Pro-government media, however, framed Mammadov’s arrest from an entirely different angle.
‘Operation against Iranian spy network carried out in Neftchala’, the headlines declared, repeating long-running government claims that religious people, particularly those expressing opposition to the government, were in fact planted or provoked by Iran.
[Read more: Opinion | First they came for the Muslims, and we did not speak out…]
But the official charges against Mammadov were not espionage, but using and selling illegal drugs, landing him with a six-year prison sentence.
Such charges were also applied to Elvin Guliyev, a member of the Muslim Unity Movement, who was detained while working as a car parts dealer in March 2023.
‘My husband did not resist the police and went with them to the police station. And he emptied his pockets at work, but this didn’t save him. At the police station, he was accused of possessing about 48 grams of heroin’, his wife Lamiya Guliyeva told OC Media.
She added that his arrest was recorded by CCTV cameras at his workplace, but that police returned there and removed the memory cards from the security cameras after his arrest.
That same month, journalist Arzu Gulzaman’s husband, Bakhtiyar Babashov, was also charged with drug possession. While Babashov is not a Muslim Unity Movement member, he is a practising Muslim.

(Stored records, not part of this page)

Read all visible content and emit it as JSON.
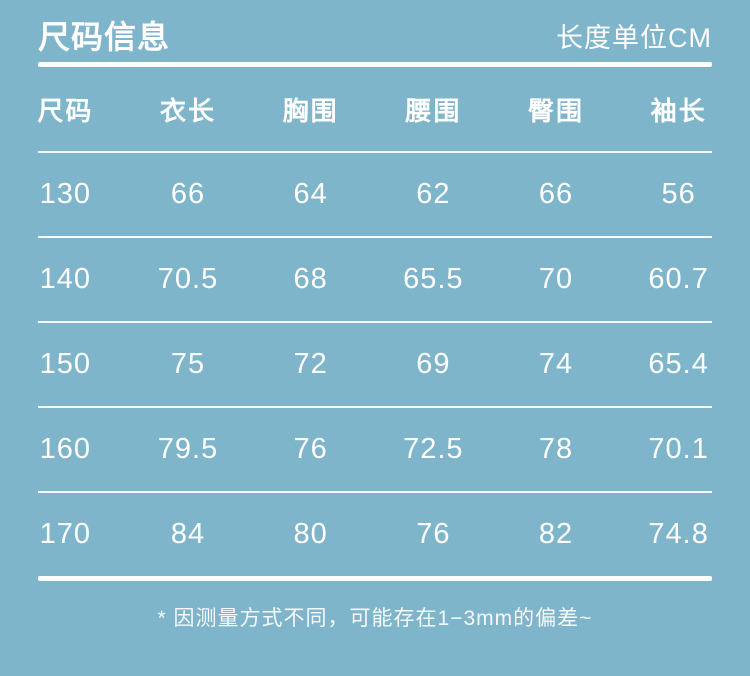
{
  "colors": {
    "background": "#7fb5cb",
    "text": "#ffffff",
    "rule": "#ffffff"
  },
  "header": {
    "title": "尺码信息",
    "unit_label": "长度单位CM"
  },
  "table": {
    "columns": [
      "尺码",
      "衣长",
      "胸围",
      "腰围",
      "臀围",
      "袖长"
    ],
    "rows": [
      [
        "130",
        "66",
        "64",
        "62",
        "66",
        "56"
      ],
      [
        "140",
        "70.5",
        "68",
        "65.5",
        "70",
        "60.7"
      ],
      [
        "150",
        "75",
        "72",
        "69",
        "74",
        "65.4"
      ],
      [
        "160",
        "79.5",
        "76",
        "72.5",
        "78",
        "70.1"
      ],
      [
        "170",
        "84",
        "80",
        "76",
        "82",
        "74.8"
      ]
    ]
  },
  "footer": {
    "note": "* 因测量方式不同，可能存在1−3mm的偏差~"
  }
}
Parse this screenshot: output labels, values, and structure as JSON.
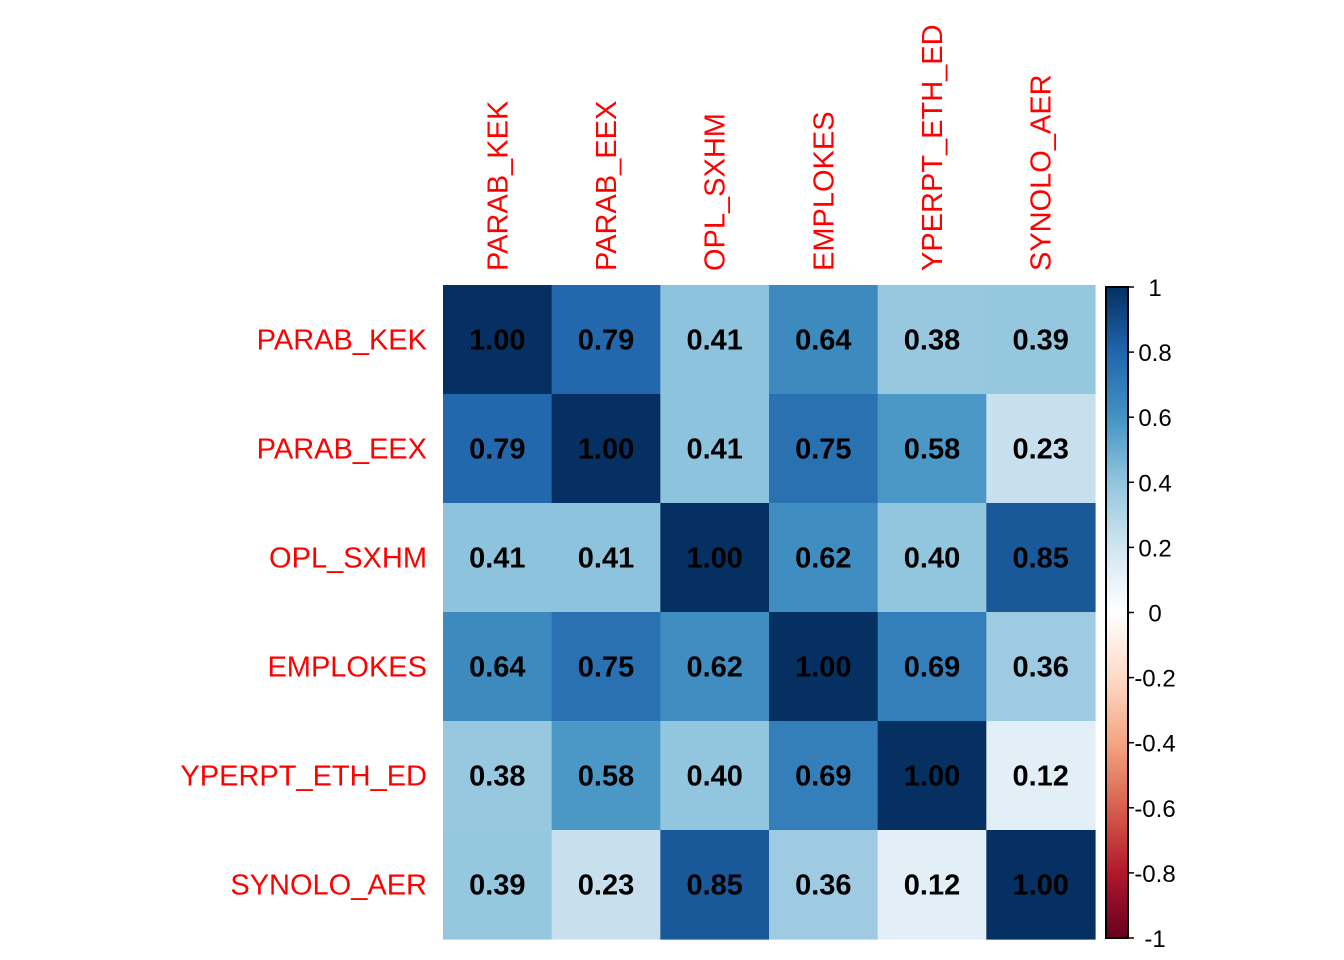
{
  "chart_data": {
    "type": "heatmap",
    "title": "",
    "variables": [
      "PARAB_KEK",
      "PARAB_EEX",
      "OPL_SXHM",
      "EMPLOKES",
      "YPERPT_ETH_ED",
      "SYNOLO_AER"
    ],
    "matrix": [
      [
        1.0,
        0.79,
        0.41,
        0.64,
        0.38,
        0.39
      ],
      [
        0.79,
        1.0,
        0.41,
        0.75,
        0.58,
        0.23
      ],
      [
        0.41,
        0.41,
        1.0,
        0.62,
        0.4,
        0.85
      ],
      [
        0.64,
        0.75,
        0.62,
        1.0,
        0.69,
        0.36
      ],
      [
        0.38,
        0.58,
        0.4,
        0.69,
        1.0,
        0.12
      ],
      [
        0.39,
        0.23,
        0.85,
        0.36,
        0.12,
        1.0
      ]
    ],
    "value_format": "2 decimals",
    "label_color": "#ff0000",
    "value_label_color": "#000000",
    "colorbar": {
      "range": [
        -1,
        1
      ],
      "ticks": [
        "1",
        "0.8",
        "0.6",
        "0.4",
        "0.2",
        "0",
        "-0.2",
        "-0.4",
        "-0.6",
        "-0.8",
        "-1"
      ],
      "tick_values": [
        1,
        0.8,
        0.6,
        0.4,
        0.2,
        0,
        -0.2,
        -0.4,
        -0.6,
        -0.8,
        -1
      ],
      "placement": "right",
      "palette": [
        "#67001f",
        "#b2182b",
        "#d6604d",
        "#f4a582",
        "#fddbc7",
        "#ffffff",
        "#d1e5f0",
        "#92c5de",
        "#4393c3",
        "#2166ac",
        "#053061"
      ]
    },
    "xlabel": "",
    "ylabel": "",
    "legend": "colorbar-right"
  }
}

‘When he was called, the police officers asked him why he helps religious people, why he supports the families of prisoners, why he brings them donations, why he writes on social networks about social justice, and so on. He was never called to the police for questioning about drugs’, says Gulzaman.
Babshov was sentenced to four years in prison in October 2023. Almost one year later, on 26 September 2024, Guliyev was similarly sentenced to four years of imprisonment, though an appeal later cut his sentence to three years.